Le mot en « D »

par Robert Jasmin
Le mot en « D »

Michael Löwy est directeur de recherche au Centre de la recherche scientifique à Paris. Il  écrivait ceci dans la revue new yorkaise Monthly Review de juillet : » L’avenir de la planète, et donc de l’humanité, sera décidé dans les décennies à venir ». Ce sont les décennies de la vie de nos enfants. Nos parents et grand-parents ont mis leur mode de vie entre parenthèses, consacré des sommes astronomiques et pour certains, leur vie pour défendre la liberté et la  démocratie. Ils ont accepté d’être contraints à des privations pour sauver leur civilisation.

Nous sommes confrontés à un défi encore plus grand : la sauvegarde de la vie humaine. Je n’ai surtout pas dit de notre style de vie. Car cette manière de vivre est justement la cause de l’état de notre planète. Toute la logique de notre économie est fondée sur le profit et ici je ne parle pas du profit pour vivre des gens ordinaires, je parle de ceux qui font du profit le moteur et la fin de la grande économie. De ceux qui jouent avec nos gouvernements comme des marionnettistes.
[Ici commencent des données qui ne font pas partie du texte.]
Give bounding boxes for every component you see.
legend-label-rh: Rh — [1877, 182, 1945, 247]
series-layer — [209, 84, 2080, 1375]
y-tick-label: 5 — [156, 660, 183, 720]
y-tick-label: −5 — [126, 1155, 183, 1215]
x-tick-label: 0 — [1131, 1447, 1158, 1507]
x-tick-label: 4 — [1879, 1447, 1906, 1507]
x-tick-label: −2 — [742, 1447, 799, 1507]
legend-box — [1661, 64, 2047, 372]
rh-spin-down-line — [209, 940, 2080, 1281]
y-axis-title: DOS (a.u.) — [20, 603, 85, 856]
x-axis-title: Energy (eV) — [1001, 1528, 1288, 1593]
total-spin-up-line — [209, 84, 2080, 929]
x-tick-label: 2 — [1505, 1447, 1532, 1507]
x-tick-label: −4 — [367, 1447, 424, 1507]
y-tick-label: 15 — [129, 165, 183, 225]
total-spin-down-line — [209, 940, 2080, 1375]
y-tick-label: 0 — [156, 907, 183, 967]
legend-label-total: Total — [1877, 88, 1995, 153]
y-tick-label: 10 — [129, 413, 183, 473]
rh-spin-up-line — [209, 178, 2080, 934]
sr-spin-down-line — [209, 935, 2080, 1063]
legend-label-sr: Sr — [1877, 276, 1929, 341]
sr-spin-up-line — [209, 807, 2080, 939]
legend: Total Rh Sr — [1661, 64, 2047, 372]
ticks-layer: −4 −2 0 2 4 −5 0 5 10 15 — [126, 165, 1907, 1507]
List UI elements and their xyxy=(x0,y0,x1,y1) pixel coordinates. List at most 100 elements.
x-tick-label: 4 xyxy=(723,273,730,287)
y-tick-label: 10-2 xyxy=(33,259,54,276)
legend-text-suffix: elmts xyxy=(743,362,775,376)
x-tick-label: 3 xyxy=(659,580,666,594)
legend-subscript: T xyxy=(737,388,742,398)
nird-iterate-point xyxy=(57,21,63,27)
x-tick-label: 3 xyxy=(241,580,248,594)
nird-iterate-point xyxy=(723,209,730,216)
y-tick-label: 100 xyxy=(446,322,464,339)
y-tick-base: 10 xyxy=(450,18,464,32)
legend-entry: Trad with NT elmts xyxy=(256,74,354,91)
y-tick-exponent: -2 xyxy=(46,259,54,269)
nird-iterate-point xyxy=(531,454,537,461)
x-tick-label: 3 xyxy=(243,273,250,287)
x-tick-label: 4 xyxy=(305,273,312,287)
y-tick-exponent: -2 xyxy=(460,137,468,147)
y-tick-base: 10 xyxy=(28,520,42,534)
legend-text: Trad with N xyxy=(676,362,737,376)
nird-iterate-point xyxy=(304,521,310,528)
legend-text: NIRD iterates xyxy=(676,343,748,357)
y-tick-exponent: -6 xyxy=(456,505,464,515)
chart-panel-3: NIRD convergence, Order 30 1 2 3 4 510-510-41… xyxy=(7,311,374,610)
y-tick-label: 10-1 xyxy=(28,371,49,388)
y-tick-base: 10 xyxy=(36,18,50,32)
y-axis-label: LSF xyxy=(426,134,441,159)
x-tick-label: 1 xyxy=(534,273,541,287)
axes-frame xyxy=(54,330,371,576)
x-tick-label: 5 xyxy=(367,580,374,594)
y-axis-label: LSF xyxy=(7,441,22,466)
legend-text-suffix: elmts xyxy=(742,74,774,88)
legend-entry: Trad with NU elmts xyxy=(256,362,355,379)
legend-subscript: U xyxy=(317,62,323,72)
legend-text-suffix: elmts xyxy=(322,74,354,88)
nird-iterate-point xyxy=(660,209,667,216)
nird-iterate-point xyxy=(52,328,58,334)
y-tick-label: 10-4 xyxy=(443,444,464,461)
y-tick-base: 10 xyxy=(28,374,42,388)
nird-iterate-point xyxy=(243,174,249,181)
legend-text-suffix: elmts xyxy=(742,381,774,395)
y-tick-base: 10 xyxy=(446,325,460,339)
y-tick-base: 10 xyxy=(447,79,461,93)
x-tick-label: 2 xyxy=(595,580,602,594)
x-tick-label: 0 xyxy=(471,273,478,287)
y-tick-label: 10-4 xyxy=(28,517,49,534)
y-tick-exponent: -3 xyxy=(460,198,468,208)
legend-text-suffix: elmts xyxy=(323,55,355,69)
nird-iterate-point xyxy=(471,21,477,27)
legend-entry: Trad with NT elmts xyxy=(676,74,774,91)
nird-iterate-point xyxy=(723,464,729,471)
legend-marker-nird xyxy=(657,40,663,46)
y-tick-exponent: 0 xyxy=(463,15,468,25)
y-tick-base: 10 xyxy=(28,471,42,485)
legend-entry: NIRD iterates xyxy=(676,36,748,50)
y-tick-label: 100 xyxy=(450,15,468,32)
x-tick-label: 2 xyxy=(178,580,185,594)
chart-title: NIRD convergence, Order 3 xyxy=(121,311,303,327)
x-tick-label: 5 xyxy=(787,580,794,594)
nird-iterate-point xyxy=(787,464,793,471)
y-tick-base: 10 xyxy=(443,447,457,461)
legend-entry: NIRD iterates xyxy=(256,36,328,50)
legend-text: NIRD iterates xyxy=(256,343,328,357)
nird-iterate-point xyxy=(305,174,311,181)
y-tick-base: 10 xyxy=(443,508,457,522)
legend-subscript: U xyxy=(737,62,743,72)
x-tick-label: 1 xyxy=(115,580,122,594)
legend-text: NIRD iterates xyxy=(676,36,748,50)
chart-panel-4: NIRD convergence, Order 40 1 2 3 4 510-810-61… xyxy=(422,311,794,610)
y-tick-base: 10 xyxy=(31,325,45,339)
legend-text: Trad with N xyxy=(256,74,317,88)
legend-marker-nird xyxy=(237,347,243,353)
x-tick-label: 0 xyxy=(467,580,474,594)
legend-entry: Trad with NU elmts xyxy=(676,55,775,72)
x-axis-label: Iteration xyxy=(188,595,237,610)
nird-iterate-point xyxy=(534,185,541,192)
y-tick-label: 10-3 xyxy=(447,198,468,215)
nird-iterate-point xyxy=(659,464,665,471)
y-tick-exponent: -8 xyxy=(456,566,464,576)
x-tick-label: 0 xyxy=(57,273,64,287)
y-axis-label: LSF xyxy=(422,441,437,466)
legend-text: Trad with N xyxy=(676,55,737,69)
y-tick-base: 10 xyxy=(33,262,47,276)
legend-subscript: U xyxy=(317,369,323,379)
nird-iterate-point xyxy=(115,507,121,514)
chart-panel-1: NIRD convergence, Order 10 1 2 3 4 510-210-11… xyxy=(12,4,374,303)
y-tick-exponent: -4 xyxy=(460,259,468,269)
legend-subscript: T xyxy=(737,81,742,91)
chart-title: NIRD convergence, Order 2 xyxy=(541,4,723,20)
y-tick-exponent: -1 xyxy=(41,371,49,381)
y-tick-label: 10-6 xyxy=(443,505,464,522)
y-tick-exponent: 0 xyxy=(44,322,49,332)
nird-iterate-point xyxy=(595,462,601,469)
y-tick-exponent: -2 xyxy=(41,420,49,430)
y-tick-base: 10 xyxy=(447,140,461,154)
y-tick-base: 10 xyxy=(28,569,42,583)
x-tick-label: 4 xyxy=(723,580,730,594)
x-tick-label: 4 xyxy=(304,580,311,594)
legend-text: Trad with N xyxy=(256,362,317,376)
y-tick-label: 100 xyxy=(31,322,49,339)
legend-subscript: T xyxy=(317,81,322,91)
De ceux qui font marcher un système absurde.

L’absurdité est facile à concevoir et ce, à deux égards : d’abord, au nom de la liberté (celle des grands décideurs, bien sûr) on produit n’importe quoi, n’importe comment, après avoir conditionné les gens à « avoir besoin » de ce qu’ils ont décidé de produire. Et s’il y a plus de profit à produire des biens inutiles voire néfastes, ils vont privilégier ces biens au détriment des biens nécessaires mais moins rentables.

La logique du système est aussi absurde en ceci : il demande une production (et donc une extraction) de biens, constante et ininterrompue. Or, comment concilier ce mode de production infinie sur une planète finie c’est-à-dire limitée par sa constitution même de planète. Une saine logique issue d’un esprit sain ne peut en arriver qu’à une seule conclusion: si la croissance infinie est impossible, il faut songer à organiser la décroissance. Mais voila un mot que vous n’entendrez jamais de la bouche d’un décideur, un mot tabou, le mot en « d ». De plus en plus de chercheurs en font toutefois leur priorité : définir la décroissance, explorer les manières d’y arriver, mettre les citoyens dans le coup pour concevoir une manière de vivre mieux comme humanité. Un grand débat, un beau défi.